The screams of a girl who had just been given a sentence to Bedford startled him out of his thoughts. She pleaded and cried, she tried to throw herself at the judge’s feet, but the policeman dragged her out, the crowd craning forward with avid interest. She was the last case before the court adjourned. Jarvis leaned across the rail and asked the probation officer if he might speak to her.

“Perhaps you will walk along with me toward my home?” she suggested. He gladly assented. In a few moments she came out, hatted and ready for the street. She looked keenly at this tall, serious youth who had so unexpectedly arraigned the court.

“My name is Jarvis Jocelyn,” he began. “There are so many things I want to ask you about.”

“I shall be glad to tell you what I can,” she said quietly.

“Have you been in this work long?”

“Eleven years.”

“Good God! how can you be so calm? How can you look so hopeful?”

“Because I am hopeful. In all the thousands of cases I have known I have never once lost hope. When I do, my work is over.”

“You’re wonderful!” he exclaimed.

“No, I am reasonable. I don’t expect the impossible. I am glad of every inch of ground gained. I don’t demand an acre. If one girl is rescued out of twenty—”

“But why does it need to be at all?” Jarvis interrupted her.

“Why does disease need to be? Why does unhappiness need to be, or war, or the money-lust that will one day wreck us? We only know that these things are. Our business is to set about doing what we can.”

“One girl out of twenty,” he repeated. “What becomes of the other nineteen?”

“I said I was glad of one girl in twenty. Sometimes several of the nineteen come out all right. Bedford helps a great many. They marry, they keep straight, or—they die very soon.”

“Tell me about Bedford.”

She outlined the work done in that farm home, which is such a credit to New York. She told him of the honour system, and all the modern methods employed there.

“Can you get opportunities for girls who want the chance?”

“Plenty of them. I have only to ask. When I need money, it comes. Lots of my girls are employed in uptown shops, leading good, hard-working lives.”

“Where does this money come from?”

“Private donations. That is one of my hope signs—the widespread interest in rescue work.”

“The old ones—those aged women?”

She sighed. “Yes, I know, they are terrible! There is a mighty army of them in New York. We grind them in and out of our courts, month after month. The institutions are all full. There is so much grafting that the poor-farm has been delayed, year after year, so there is no place to send them.”

“Where do they go?”

“Into East River, most of them, in the end.”

“Do you mean to say that we pay the machinery of the law to put these cases through the courts, over and over again, and then provide no place to harbour the derelicts?”

“That’s about the case,” she replied.

“How can we live and endure such things?” Jarvis demanded passionately.

“I used to feel that way about it. I used to be sick through and through with it, but I have grown to see that there is improvement, that there is a new social sense growing among us. Uptown women of leisure come to our night courts, take part in our working-girls’ strikes, and women, mind you, are always slowest to feel and react to new forces. Don’t be discouraged,” she smiled at him, stopping at the door.

“May I come and see you, some time? Are you ever free, or would that be asking too much?”

“No. Come! Come in Sunday afternoon if you like.”

She held out her hand, and he grasped it warmly.

“You’re great,” he said boyishly, at which she laughed.

“We need you young enthusiasts,” she said.

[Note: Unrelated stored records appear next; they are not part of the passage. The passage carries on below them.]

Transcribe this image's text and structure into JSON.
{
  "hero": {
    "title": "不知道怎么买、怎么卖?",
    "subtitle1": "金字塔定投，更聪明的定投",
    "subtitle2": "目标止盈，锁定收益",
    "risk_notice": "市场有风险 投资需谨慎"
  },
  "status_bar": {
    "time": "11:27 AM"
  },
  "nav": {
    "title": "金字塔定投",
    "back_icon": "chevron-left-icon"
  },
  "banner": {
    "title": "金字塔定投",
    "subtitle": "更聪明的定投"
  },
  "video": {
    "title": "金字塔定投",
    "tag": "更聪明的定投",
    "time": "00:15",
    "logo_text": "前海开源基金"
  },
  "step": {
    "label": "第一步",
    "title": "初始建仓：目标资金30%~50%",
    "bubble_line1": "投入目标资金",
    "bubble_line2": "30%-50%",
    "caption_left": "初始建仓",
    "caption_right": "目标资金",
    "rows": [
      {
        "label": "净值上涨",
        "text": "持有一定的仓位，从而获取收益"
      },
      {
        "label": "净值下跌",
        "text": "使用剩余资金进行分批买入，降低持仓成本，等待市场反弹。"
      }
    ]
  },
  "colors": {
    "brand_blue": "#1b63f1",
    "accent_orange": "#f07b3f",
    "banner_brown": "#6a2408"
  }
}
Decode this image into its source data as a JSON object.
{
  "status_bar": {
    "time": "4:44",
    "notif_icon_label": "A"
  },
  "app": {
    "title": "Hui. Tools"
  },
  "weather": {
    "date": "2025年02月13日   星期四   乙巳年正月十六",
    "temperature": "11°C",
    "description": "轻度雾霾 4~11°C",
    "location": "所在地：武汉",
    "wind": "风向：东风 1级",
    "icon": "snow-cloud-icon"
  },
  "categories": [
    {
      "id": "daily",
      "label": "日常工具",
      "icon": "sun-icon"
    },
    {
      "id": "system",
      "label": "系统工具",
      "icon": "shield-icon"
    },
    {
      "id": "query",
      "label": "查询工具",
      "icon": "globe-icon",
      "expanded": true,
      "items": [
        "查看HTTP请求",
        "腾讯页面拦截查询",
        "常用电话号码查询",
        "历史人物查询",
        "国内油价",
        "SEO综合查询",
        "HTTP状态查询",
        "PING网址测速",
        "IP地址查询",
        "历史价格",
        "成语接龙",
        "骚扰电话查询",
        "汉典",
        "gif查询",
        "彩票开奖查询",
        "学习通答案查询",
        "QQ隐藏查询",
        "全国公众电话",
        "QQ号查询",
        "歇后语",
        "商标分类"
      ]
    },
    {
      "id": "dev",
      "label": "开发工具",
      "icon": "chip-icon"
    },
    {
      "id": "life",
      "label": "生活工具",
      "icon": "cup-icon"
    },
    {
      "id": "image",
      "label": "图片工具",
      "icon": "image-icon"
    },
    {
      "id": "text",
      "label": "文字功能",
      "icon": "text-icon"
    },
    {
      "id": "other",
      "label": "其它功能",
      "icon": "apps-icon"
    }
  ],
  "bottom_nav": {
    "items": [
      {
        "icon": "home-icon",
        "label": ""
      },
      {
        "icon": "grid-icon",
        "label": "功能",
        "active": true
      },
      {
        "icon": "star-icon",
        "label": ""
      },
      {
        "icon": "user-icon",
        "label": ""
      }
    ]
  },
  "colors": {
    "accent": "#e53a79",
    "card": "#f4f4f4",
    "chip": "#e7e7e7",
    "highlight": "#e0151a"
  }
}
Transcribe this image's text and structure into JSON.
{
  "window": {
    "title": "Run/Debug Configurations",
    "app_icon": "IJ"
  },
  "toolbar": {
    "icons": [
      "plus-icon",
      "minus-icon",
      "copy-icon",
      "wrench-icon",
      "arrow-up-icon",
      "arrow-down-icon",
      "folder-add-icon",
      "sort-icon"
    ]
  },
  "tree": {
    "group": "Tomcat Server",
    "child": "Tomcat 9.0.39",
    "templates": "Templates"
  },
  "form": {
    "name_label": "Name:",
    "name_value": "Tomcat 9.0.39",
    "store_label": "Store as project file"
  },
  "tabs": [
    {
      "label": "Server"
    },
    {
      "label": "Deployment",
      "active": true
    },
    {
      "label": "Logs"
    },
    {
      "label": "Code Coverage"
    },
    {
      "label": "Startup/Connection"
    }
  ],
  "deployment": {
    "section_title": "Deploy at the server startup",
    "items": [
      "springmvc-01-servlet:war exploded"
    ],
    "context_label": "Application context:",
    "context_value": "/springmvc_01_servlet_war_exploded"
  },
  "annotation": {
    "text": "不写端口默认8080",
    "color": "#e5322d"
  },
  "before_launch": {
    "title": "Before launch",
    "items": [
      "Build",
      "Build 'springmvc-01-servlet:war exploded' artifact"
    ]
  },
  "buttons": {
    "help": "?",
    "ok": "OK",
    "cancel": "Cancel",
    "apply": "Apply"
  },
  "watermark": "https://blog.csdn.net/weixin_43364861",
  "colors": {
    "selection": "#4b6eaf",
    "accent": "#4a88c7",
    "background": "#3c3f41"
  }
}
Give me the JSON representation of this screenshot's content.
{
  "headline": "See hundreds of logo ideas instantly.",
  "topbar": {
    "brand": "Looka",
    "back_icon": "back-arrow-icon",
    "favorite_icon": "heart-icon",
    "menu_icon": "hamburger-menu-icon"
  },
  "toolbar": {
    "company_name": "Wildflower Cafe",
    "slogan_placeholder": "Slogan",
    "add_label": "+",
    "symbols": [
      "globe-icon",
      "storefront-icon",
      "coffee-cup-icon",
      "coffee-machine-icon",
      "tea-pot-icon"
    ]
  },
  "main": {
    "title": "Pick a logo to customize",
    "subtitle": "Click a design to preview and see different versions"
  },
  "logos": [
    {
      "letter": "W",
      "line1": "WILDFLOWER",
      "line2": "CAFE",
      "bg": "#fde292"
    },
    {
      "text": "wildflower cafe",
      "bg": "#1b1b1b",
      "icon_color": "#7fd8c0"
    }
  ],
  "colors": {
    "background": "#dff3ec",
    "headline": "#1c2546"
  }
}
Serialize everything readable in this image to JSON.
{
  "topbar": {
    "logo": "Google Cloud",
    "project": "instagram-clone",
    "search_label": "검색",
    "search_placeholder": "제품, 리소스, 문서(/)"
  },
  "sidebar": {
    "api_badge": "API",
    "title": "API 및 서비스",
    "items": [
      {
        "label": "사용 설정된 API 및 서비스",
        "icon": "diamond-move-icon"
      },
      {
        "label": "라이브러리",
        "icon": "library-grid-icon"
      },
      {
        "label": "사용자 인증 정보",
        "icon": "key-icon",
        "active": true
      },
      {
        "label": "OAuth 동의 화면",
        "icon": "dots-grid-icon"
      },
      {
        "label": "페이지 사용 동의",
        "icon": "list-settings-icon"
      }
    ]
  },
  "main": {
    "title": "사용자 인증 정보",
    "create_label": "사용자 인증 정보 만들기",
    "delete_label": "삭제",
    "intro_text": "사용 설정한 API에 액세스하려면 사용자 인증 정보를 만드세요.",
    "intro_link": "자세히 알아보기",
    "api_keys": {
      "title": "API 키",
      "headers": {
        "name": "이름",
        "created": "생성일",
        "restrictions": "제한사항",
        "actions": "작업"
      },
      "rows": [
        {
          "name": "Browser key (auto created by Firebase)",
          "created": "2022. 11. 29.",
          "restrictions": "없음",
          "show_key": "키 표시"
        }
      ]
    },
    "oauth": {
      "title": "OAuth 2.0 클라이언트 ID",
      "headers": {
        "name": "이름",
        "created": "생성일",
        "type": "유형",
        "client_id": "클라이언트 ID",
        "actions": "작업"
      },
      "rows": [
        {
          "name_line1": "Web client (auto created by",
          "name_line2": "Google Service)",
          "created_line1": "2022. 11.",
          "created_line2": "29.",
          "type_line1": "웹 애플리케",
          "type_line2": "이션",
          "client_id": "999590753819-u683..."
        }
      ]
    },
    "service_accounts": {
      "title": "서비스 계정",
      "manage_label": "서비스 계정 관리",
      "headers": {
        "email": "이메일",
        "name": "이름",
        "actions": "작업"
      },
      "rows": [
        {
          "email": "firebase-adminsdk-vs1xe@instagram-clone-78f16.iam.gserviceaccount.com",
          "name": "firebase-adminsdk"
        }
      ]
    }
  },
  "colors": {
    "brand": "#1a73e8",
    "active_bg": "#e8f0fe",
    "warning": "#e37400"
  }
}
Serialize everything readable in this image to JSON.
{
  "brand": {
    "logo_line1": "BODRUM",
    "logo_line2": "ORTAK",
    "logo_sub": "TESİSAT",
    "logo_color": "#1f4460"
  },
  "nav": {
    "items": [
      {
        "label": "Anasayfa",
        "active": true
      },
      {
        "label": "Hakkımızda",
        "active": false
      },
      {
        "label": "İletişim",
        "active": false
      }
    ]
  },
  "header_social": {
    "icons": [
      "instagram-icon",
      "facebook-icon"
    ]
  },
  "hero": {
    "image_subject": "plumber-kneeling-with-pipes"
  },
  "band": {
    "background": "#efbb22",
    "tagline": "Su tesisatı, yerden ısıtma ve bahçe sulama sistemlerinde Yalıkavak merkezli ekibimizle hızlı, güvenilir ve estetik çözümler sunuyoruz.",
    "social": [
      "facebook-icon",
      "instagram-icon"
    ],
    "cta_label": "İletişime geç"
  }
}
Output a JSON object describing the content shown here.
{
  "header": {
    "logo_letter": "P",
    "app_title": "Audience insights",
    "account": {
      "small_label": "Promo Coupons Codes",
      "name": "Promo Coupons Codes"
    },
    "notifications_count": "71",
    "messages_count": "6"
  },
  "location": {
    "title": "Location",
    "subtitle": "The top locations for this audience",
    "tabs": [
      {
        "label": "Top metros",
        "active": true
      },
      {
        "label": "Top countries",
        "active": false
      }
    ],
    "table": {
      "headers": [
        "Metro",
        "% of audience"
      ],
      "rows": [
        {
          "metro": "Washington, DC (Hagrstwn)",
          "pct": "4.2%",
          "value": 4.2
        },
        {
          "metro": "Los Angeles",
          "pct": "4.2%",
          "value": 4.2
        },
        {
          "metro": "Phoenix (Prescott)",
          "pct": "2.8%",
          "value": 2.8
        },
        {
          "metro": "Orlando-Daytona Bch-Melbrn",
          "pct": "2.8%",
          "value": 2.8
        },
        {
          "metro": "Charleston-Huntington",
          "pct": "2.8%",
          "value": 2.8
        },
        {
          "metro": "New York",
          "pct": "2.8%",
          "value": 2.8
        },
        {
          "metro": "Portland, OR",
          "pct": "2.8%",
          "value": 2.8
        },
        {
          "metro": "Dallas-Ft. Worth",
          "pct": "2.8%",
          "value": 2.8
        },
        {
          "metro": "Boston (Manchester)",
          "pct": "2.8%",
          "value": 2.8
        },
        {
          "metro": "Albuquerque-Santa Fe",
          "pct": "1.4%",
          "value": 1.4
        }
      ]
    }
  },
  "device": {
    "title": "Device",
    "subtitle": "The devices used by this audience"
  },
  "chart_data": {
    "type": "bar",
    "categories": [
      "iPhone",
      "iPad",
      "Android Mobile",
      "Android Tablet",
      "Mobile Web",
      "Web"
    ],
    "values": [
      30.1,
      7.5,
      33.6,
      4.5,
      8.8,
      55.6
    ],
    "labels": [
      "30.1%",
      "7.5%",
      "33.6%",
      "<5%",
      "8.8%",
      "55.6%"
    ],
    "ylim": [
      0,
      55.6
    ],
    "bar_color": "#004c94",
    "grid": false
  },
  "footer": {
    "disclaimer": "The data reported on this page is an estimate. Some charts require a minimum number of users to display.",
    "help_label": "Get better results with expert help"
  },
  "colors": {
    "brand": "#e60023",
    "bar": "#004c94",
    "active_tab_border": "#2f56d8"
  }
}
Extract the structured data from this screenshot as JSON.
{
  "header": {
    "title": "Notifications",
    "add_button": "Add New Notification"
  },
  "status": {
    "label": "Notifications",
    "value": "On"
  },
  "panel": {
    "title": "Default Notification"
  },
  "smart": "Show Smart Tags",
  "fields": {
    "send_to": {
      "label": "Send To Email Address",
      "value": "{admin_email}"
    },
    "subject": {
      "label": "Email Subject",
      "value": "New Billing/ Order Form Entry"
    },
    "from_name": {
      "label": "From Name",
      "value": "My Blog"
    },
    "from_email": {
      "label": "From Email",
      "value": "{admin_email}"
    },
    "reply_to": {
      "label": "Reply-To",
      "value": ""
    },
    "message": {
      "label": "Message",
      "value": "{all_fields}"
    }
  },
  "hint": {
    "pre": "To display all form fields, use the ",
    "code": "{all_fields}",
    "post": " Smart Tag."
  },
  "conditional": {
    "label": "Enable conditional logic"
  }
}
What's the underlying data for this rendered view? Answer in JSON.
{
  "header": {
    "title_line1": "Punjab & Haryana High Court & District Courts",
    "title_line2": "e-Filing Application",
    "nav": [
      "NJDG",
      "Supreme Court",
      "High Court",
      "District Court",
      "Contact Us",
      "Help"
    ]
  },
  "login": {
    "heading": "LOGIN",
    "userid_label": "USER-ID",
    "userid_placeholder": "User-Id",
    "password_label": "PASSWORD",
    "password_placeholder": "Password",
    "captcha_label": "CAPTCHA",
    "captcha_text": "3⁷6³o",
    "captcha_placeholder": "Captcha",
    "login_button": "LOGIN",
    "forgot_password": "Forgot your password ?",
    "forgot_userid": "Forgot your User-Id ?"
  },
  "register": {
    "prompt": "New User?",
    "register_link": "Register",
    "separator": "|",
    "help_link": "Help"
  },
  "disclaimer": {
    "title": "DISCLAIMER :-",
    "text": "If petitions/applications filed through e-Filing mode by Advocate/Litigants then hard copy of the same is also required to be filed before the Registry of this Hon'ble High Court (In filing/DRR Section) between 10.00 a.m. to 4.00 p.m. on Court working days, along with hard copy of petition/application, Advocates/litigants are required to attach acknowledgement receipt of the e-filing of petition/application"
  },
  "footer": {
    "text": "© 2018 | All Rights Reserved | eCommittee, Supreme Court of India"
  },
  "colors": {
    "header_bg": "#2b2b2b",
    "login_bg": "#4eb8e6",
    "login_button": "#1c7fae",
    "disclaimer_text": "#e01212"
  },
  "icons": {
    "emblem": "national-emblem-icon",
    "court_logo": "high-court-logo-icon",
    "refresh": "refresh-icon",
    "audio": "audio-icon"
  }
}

As he walked uptown to his lodgings Jarvis faced the fact that up to this present moment he had been on the wrong track. He had tried to pull from the top. That was all right, if only he also tried to push from the bottom. The world needed idealists, but not the old brand, blind to the actual, teaching out of a great ignorance. This probation officer woman, she was the modern idealist, as modern as Jesus Christ, who worked in the same spirit.

He would finish his vision-plays, as he called them, because he believed in them. But, in the meantime, he would learn something of the real issues of men and women as they live in great cities, so that he could write a play which would be so true, so vital, that it would be like watching the beating of the hot heart of life. That night was the beginning of a new era for Jarvis.